Un elefante nano scoperto a Fontane Bianche

La scoperta dei resti di un esemplare di Paleoloxodon mnaidriensis risalente a 200mila anni fa nel Siracusano del geologo Fabio Branca dell’Università di Catania

Alfio Russo
Molare di esemplare di Paleoloxodon mnaidriensis (foto Rossana Sanfilippo)
Frammento di zanna di esemplare di Paleoloxodon mnaidriensis (foto Salvo Costanzo)
Resti ossei di di esemplare di Paleoloxodon mnaidriensis (foto di Rossana Sanfilippo)

I resti di un esemplare di Paleoloxodon mnaidriensis, un elefante nano vissuto in Sicilia nel Pleistocene tra 200mila e 150mila anni fa, sono stati ritrovati nella zona di Fontane Bianche nel Siracusano.

A segnalare il ritrovamento di un affioramento di diversi resti di macrofauna vertebrata della specie estinta (Adams, 1874) è stato Fabio Branca, geologo dell’Università di Catania in forza all’Area della Terza Missione.

Le osservazioni in affioramento – da parte dell’archeologa Gabriella Ancona e del geologo Luigi Agnone della Soprintendenza Beni Culturali ed Ambientali di Siracusa, del prof.
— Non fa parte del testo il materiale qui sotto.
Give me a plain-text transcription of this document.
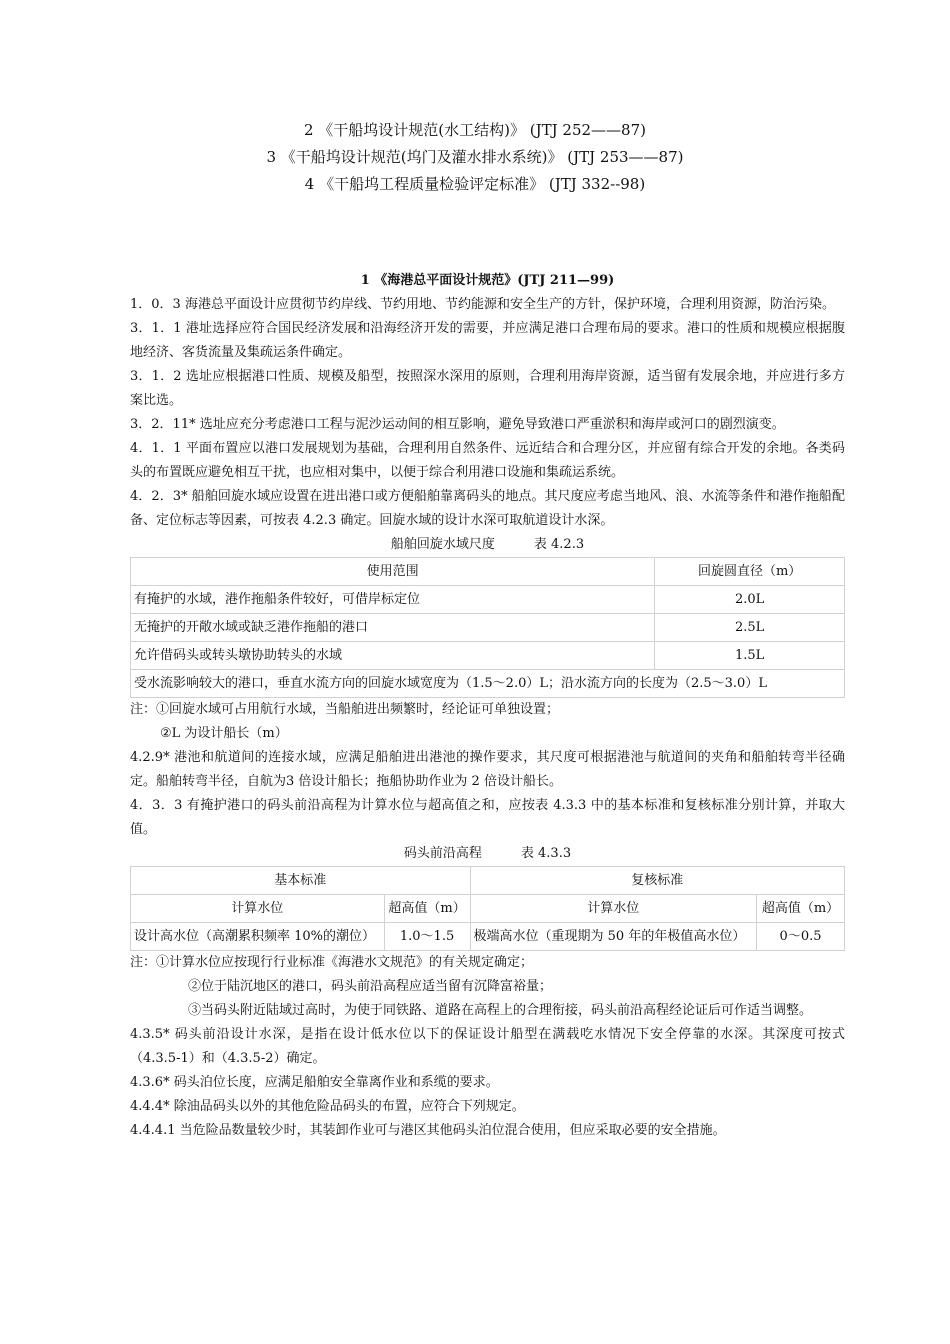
2 《干船坞设计规范(水工结构)》 (JTJ 252——87)
3 《干船坞设计规范(坞门及灌水排水系统)》 (JTJ 253——87)
4 《干船坞工程质量检验评定标准》 (JTJ 332--98)
1 《海港总平面设计规范》(JTJ 211—99)

1．0．3 海港总平面设计应贯彻节约岸线、节约用地、节约能源和安全生产的方针，保护环境，合理利用资源，防治污染。

3．1．1 港址选择应符合国民经济发展和沿海经济开发的需要，并应满足港口合理布局的要求。港口的性质和规模应根据腹地经济、客货流量及集疏运条件确定。

3．1．2 选址应根据港口性质、规模及船型，按照深水深用的原则，合理利用海岸资源，适当留有发展余地，并应进行多方案比选。

3．2．11* 选址应充分考虑港口工程与泥沙运动间的相互影响，避免导致港口严重淤积和海岸或河口的剧烈演变。

4．1．1 平面布置应以港口发展规划为基础，合理利用自然条件、远近结合和合理分区，并应留有综合开发的余地。各类码头的布置既应避免相互干扰，也应相对集中，以便于综合利用港口设施和集疏运系统。

4．2．3* 船舶回旋水域应设置在进出港口或方便船舶靠离码头的地点。其尺度应考虑当地风、浪、水流等条件和港作拖船配备、定位标志等因素，可按表 4.2.3 确定。回旋水域的设计水深可取航道设计水深。

船舶回旋水域尺度　　　表 4.2.3
使用范围	回旋圆直径（m）
有掩护的水域，港作拖船条件较好，可借岸标定位	2.0L
无掩护的开敞水域或缺乏港作拖船的港口	2.5L
允许借码头或转头墩协助转头的水域	1.5L
受水流影响较大的港口，垂直水流方向的回旋水域宽度为（1.5～2.0）L；沿水流方向的长度为（2.5～3.0）L	
注：①回旋水域可占用航行水域，当船舶进出频繁时，经论证可单独设置；
②L 为设计船长（m）

4.2.9* 港池和航道间的连接水域，应满足船舶进出港池的操作要求，其尺度可根据港池与航道间的夹角和船舶转弯半径确定。船舶转弯半径，自航为3 倍设计船长；拖船协助作业为 2 倍设计船长。

4．3．3 有掩护港口的码头前沿高程为计算水位与超高值之和，应按表 4.3.3 中的基本标准和复核标准分别计算，并取大值。

码头前沿高程　　　表 4.3.3
基本标准		复核标准	
计算水位	超高值（m）	计算水位	超高值（m）
设计高水位（高潮累积频率 10%的潮位）	1.0～1.5	极端高水位（重现期为 50 年的年极值高水位）	0～0.5
注：①计算水位应按现行行业标准《海港水文规范》的有关规定确定；
②位于陆沉地区的港口，码头前沿高程应适当留有沉降富裕量；
③当码头附近陆域过高时，为使于同铁路、道路在高程上的合理衔接，码头前沿高程经论证后可作适当调整。

4.3.5* 码头前沿设计水深，是指在设计低水位以下的保证设计船型在满载吃水情况下安全停靠的水深。其深度可按式（4.3.5-1）和（4.3.5-2）确定。

4.3.6* 码头泊位长度，应满足船舶安全靠离作业和系缆的要求。

4.4.4* 除油品码头以外的其他危险品码头的布置，应符合下列规定。

4.4.4.1 当危险品数量较少时，其装卸作业可与港区其他码头泊位混合使用，但应采取必要的安全措施。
Rosolino Cirrincione, direttore del Dipartimento Di Scienze Biologiche, Geologiche ed Ambientali dell’Università di Catania e della prof.ssa Rossana Sanfilippo, docente di Paleontologia e Paleoecologia dello stesso dipartimento - hanno permesso di attribuire i resti alla specie estinta Paleoloxodon mnaidriensis.

Il territorio Ibleo non è nuovo a rinvenimenti analoghi, basti pensare che a pochi chilometri di distanza spiccano i ritrovamenti di alcuni esemplari di Palaeoloxodon, provenienti nella Grotta di Spinagallo, tra cui il più importante è il Palaeoloxodon Falconeri, oggi presente all’interno del Museo di Paleontologia del Dipartimento di Scienze Biologiche, Geologiche e Ambientali dell’Università di Catania e del Museo Archeologico Regionale “Paolo Orsi” di Siracusa.

Molari di esemplare di Paleoloxodon mnaidriensis (foto Salvo Costanzo)

Molari di esemplare di Paleoloxodon mnaidriensis (foto Salvo Costanzo)

L’interesse paleontologico dell’area nord-iblea è solo una delle peculiarità di un’area fortemente interessata anche da altri fenomeni che la rendono interessante sotto il profilo geologico-ambientale: processi carsici diffusi hanno, ad esempio, portato alla luce grotte di pregio naturalistico, su tutte la Grotta Monello, Riserva Naturale Integrale dal 1998.

«Questo ritrovamento si trova inserito, pertanto, in un contesto dove ricadono riserve naturali, zone speciali di conservazione e geositi – spiegano gli esperti -. Si tratta di uno scrigno di geodiversità che merita di essere studiato e tutelato al fine di consegnarlo alle generazioni future garantendo una fruizione ecosostenibile».

Approfonditi studi saranno avviati nei prossimi mesi, attraverso accordi di collaborazione tra la Soprintendenza per i Beni Culturali e Ambientali di Siracusa, diretta dall’ing. Antonino Lutri, e l’Università di Catania, con il coinvolgimento del Dipartimento di Scienze Biologiche, Geologiche e Ambientali, diretto dal prof. Rosolino Cirrincione, e dell’Area della Terza Missione, diretta dall’avv. Rosanna Branciforte.